Il leur faut l'influence de la loi religieuse, par la prophétie
ou la sainteté, pour qu'ils se modèrent d'eux-mêmes
et qu'ils perdent leur caractère hautain et jaloux. Il
leur est, alors, facile de se soumettre et de s'unir, grâce
à leur communauté religieuse. Ainsi, rudesse et
orgueil s'effacent et l'envie et la jalousie sont freinées.

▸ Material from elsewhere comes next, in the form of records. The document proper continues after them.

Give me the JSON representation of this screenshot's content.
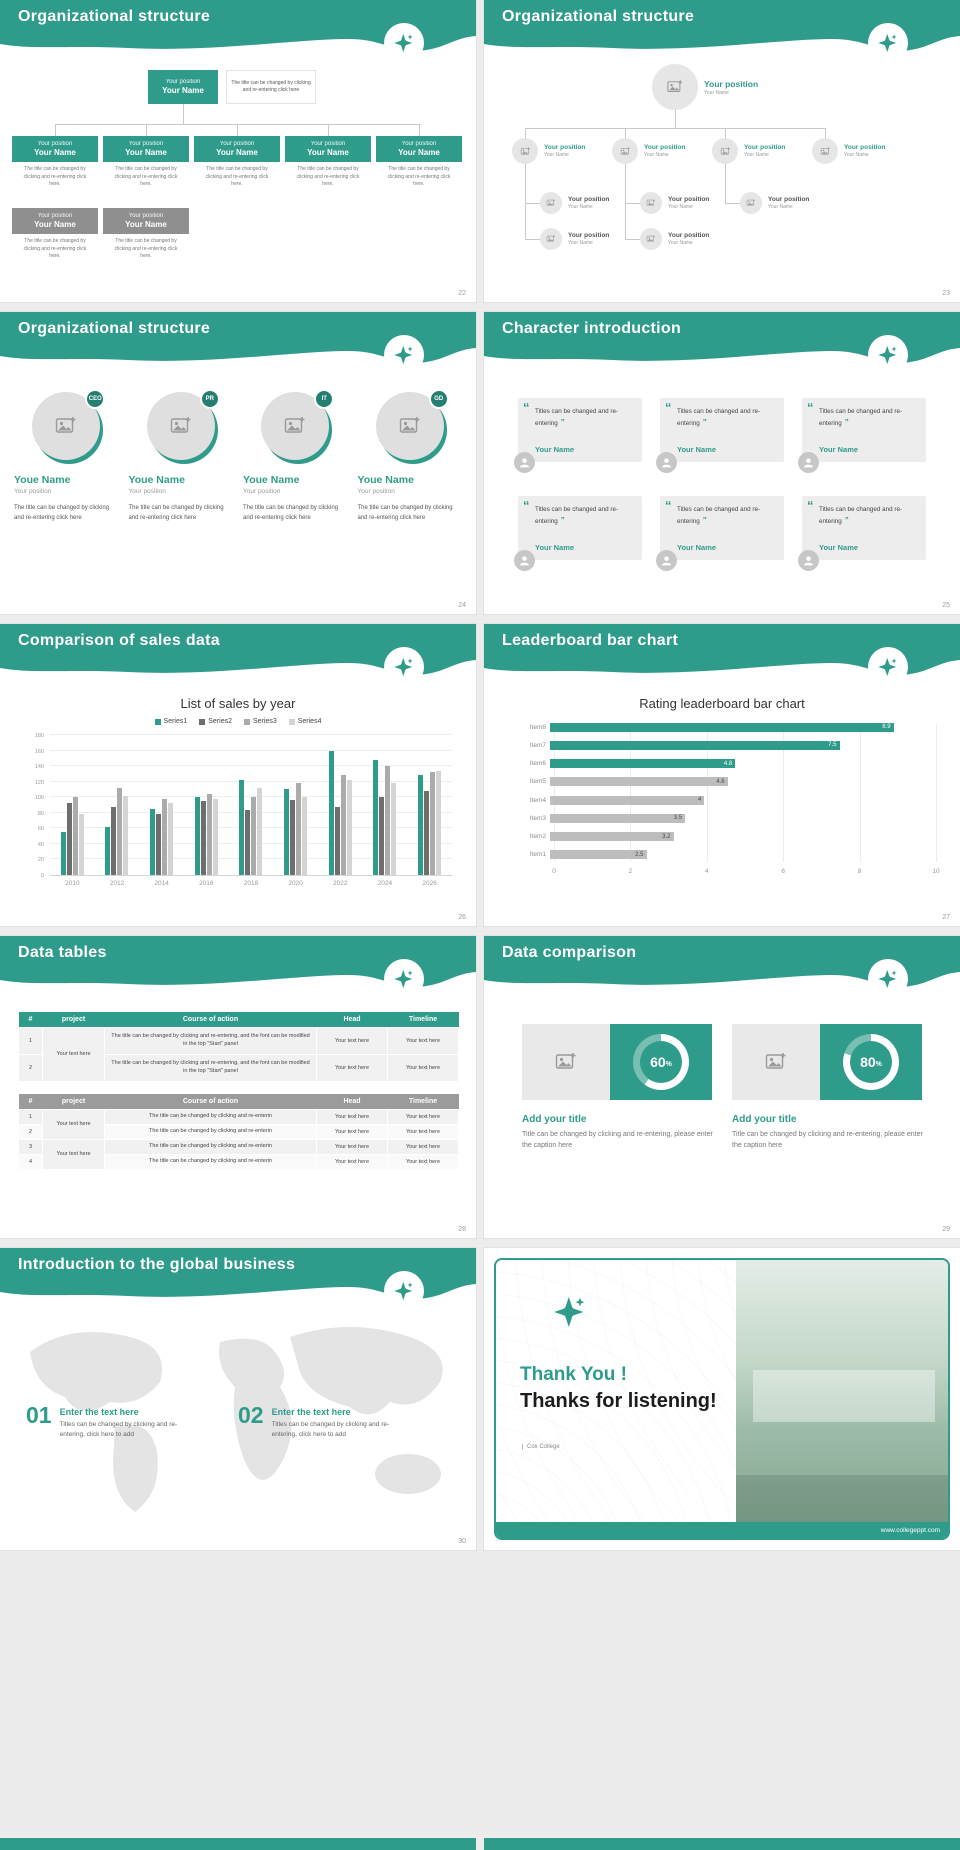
{
  "theme": {
    "teal": "#2F9C8B",
    "teal_dark": "#257F70",
    "gray_box": "#8F8F8F",
    "page_bg": "#ECECEC",
    "card_bg": "#EDEDED"
  },
  "icons": {
    "logo": "sparkle-4-point-star",
    "image_placeholder": "picture-with-plus",
    "avatar": "user-silhouette",
    "open_quote": "“",
    "close_quote": "”"
  },
  "slides": {
    "s22": {
      "title": "Organizational structure",
      "page": "22",
      "root": {
        "position": "Your position",
        "name": "Your Name"
      },
      "root_note": "The title can be changed by clicking and re-entering click here",
      "nodes": [
        {
          "position": "Your position",
          "name": "Your Name",
          "note": "The title can be changed by clicking and re-entering click here."
        },
        {
          "position": "Your position",
          "name": "Your Name",
          "note": "The title can be changed by clicking and re-entering click here."
        },
        {
          "position": "Your position",
          "name": "Your Name",
          "note": "The title can be changed by clicking and re-entering click here."
        },
        {
          "position": "Your position",
          "name": "Your Name",
          "note": "The title can be changed by clicking and re-entering click here."
        },
        {
          "position": "Your position",
          "name": "Your Name",
          "note": "The title can be changed by clicking and re-entering click here."
        }
      ],
      "subnodes": [
        {
          "position": "Your position",
          "name": "Your Name",
          "note": "The title can be changed by clicking and re-entering click here."
        },
        {
          "position": "Your position",
          "name": "Your Name",
          "note": "The title can be changed by clicking and re-entering click here."
        }
      ]
    },
    "s23": {
      "title": "Organizational structure",
      "page": "23",
      "root": {
        "position": "Your position",
        "name": "Your Name"
      },
      "level1": [
        {
          "position": "Your position",
          "name": "Your Name"
        },
        {
          "position": "Your position",
          "name": "Your Name"
        },
        {
          "position": "Your position",
          "name": "Your Name"
        },
        {
          "position": "Your position",
          "name": "Your Name"
        }
      ],
      "level2": [
        {
          "position": "Your position",
          "name": "Your Name"
        },
        {
          "position": "Your position",
          "name": "Your Name"
        },
        {
          "position": "Your position",
          "name": "Your Name"
        }
      ],
      "level3": [
        {
          "position": "Your position",
          "name": "Your Name"
        },
        {
          "position": "Your position",
          "name": "Your Name"
        }
      ]
    },
    "s24": {
      "title": "Organizational structure",
      "page": "24",
      "members": [
        {
          "badge": "CEO",
          "name": "Youe Name",
          "position": "Your position",
          "note": "The title can be changed by clicking and re-entering click here"
        },
        {
          "badge": "PR",
          "name": "Youe Name",
          "position": "Your position",
          "note": "The title can be changed by clicking and re-entering click here"
        },
        {
          "badge": "IT",
          "name": "Youe Name",
          "position": "Your position",
          "note": "The title can be changed by clicking and re-entering click here"
        },
        {
          "badge": "GD",
          "name": "Youe Name",
          "position": "Your position",
          "note": "The title can be changed by clicking and re-entering click here"
        }
      ]
    },
    "s25": {
      "title": "Character introduction",
      "page": "25",
      "open_quote": "“",
      "close_quote": "”",
      "cards": [
        {
          "quote": "Titles can be changed and re-entering",
          "name": "Your Name"
        },
        {
          "quote": "Titles can be changed and re-entering",
          "name": "Your Name"
        },
        {
          "quote": "Titles can be changed and re-entering",
          "name": "Your Name"
        },
        {
          "quote": "Titles can be changed and re-entering",
          "name": "Your Name"
        },
        {
          "quote": "Titles can be changed and re-entering",
          "name": "Your Name"
        },
        {
          "quote": "Titles can be changed and re-entering",
          "name": "Your Name"
        }
      ]
    },
    "s26": {
      "title": "Comparison of sales data",
      "page": "26"
    },
    "s27": {
      "title": "Leaderboard bar chart",
      "page": "27"
    },
    "s28": {
      "title": "Data tables",
      "page": "28",
      "table1": {
        "headers": [
          "#",
          "project",
          "Course of action",
          "Head",
          "Timeline"
        ],
        "project": "Your text here",
        "rows": [
          {
            "num": "1",
            "action": "The title can be changed by clicking and re-entering, and the font can be modified in the top \"Start\" panel",
            "head": "Your text here",
            "timeline": "Your text here"
          },
          {
            "num": "2",
            "action": "The title can be changed by clicking and re-entering, and the font can be modified in the top \"Start\" panel",
            "head": "Your text here",
            "timeline": "Your text here"
          }
        ]
      },
      "table2": {
        "headers": [
          "#",
          "project",
          "Course of action",
          "Head",
          "Timeline"
        ],
        "projects": [
          "Your text here",
          "Your text here"
        ],
        "rows": [
          {
            "num": "1",
            "action": "The title can be changed by clicking and re-enterin",
            "head": "Your text here",
            "timeline": "Your text here"
          },
          {
            "num": "2",
            "action": "The title can be changed by clicking and re-enterin",
            "head": "Your text here",
            "timeline": "Your text here"
          },
          {
            "num": "3",
            "action": "The title can be changed by clicking and re-enterin",
            "head": "Your text here",
            "timeline": "Your text here"
          },
          {
            "num": "4",
            "action": "The title can be changed by clicking and re-enterin",
            "head": "Your text here",
            "timeline": "Your text here"
          }
        ]
      }
    },
    "s29": {
      "title": "Data comparison",
      "page": "29",
      "pct_sign": "%",
      "panels": [
        {
          "percent": 60,
          "title": "Add your title",
          "caption": "Title can be changed by clicking and re-entering, please enter the caption here"
        },
        {
          "percent": 80,
          "title": "Add your title",
          "caption": "Title can be changed by clicking and re-entering, please enter the caption here"
        }
      ]
    },
    "s30": {
      "title": "Introduction to the global business",
      "page": "30",
      "items": [
        {
          "num": "01",
          "title": "Enter the text here",
          "caption": "Titles can be changed by clicking and re-entering, click here to add"
        },
        {
          "num": "02",
          "title": "Enter the text here",
          "caption": "Titles can be changed by clicking and re-entering, click here to add"
        }
      ]
    },
    "thanks": {
      "title1": "Thank You !",
      "title2": "Thanks for listening!",
      "org": "Cox College",
      "url": "www.collegeppt.com"
    }
  },
  "chart_data": [
    {
      "type": "bar",
      "title": "List of sales by year",
      "categories": [
        "2010",
        "2012",
        "2014",
        "2016",
        "2018",
        "2020",
        "2022",
        "2024",
        "2026"
      ],
      "series": [
        {
          "name": "Series1",
          "color": "#2F9C8B",
          "values": [
            55,
            62,
            85,
            100,
            122,
            110,
            160,
            148,
            128
          ]
        },
        {
          "name": "Series2",
          "color": "#6E6E6E",
          "values": [
            92,
            88,
            78,
            95,
            84,
            96,
            88,
            100,
            108
          ]
        },
        {
          "name": "Series3",
          "color": "#ABABAB",
          "values": [
            100,
            112,
            98,
            104,
            100,
            118,
            128,
            140,
            132
          ]
        },
        {
          "name": "Series4",
          "color": "#D4D4D4",
          "values": [
            78,
            102,
            92,
            98,
            112,
            100,
            122,
            118,
            134
          ]
        }
      ],
      "xlabel": "",
      "ylabel": "",
      "ylim": [
        0,
        180
      ],
      "yticks": [
        0,
        20,
        40,
        60,
        80,
        100,
        120,
        140,
        160,
        180
      ],
      "grid": true,
      "legend_position": "top"
    },
    {
      "type": "bar",
      "orientation": "horizontal",
      "title": "Rating leaderboard bar chart",
      "categories": [
        "Item8",
        "Item7",
        "Item6",
        "Item5",
        "Item4",
        "Item3",
        "Item2",
        "Item1"
      ],
      "values": [
        8.9,
        7.5,
        4.8,
        4.6,
        4,
        3.5,
        3.2,
        2.5
      ],
      "bar_colors": [
        "#2F9C8B",
        "#2F9C8B",
        "#2F9C8B",
        "#BDBDBD",
        "#BDBDBD",
        "#BDBDBD",
        "#BDBDBD",
        "#BDBDBD"
      ],
      "value_label_colors": [
        "#FFFFFF",
        "#FFFFFF",
        "#FFFFFF",
        "#4A4A4A",
        "#4A4A4A",
        "#4A4A4A",
        "#4A4A4A",
        "#4A4A4A"
      ],
      "xlim": [
        0,
        10
      ],
      "xticks": [
        0,
        2,
        4,
        6,
        8,
        10
      ],
      "grid": true,
      "legend_position": "none"
    }
  ]
}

Quand un prophète ou un saint, parmi eux, les appelle
à observer les commandements de Dieu et les débarrasse
de leurs défauts pour leur substituer des vertus, les
fait tous unir leurs voix pour faire triompher la vérité,
ils deviennent alors pleinement unis et ils arrivent à
la supériorité et au pouvoir royal. D'ailleurs,
aucun peuple n'accepte aussi vite que les Arabes la vérité
religieuse et la Bonne Voie, parce que leurs natures sont restées
pures d'habitudes déformantes et à l'abri de la
médiocrité. La sauvagerie peut être surveillée
et s'ouvrir aux vertus, car elle est restée dans l'état
de religion naturelle (fitra); loin des mauvaises habitudes
qui laissent leur empreinte sur les âmes. Selon la Tradition:
" Tout enfant naît dans l'état de religion
naturelle. "
Les
Arabes, plus qu'aucune autre nation, sont enracinés dans
la vie bédouine et s'enfoncent profondément dans
le désert. Ils ont moins besoin, pour leur vie rude et
dure, des produits et des céréales des collines.
Ils peuvent donc se passer des autres. Il leur est difficile
de se soumettre les uns aux autres, parce qu'ils sont un peuple
sans loi, à l'état sauvage. Leur souverain a donc
le plus grand besoin des liens du sang ('asabiyya), nécessaires
à l'autodéfense.
Il est forcé de gouverner ses sujets en douceur et d'éviter
de les heurter. Sinon, il aurait des difficultés avec
l'esprit tribal, ce qui causerait sa perte et la leur. D'autre
part, cependant, la monarchie et le gouvernement demandent une
poigne de fer, seul gage de durée.
Comme les Arabes; par nature s'emparent des biens d'autrui,
de même, ils s'abstiennent de tout arbitrage et de maintenir
l'ordre public. Quand ils ont conquis une nation, leur objectif
est d'en profiter pour s'emparer des biens de celle-ci. De plus,
ils se passent de loi. Ils punissent parfois les crimes par
des amendes, pour accroître les revenus du fisc et en
tirer, financièrement, avantage. Mais ce n'est pas là
un frein pour le crime. Ce serait même plutôt un
encouragement, car le mobile d'un crime doit être assez
puissant pour compenser le simple paiement d'une amende insignifiante.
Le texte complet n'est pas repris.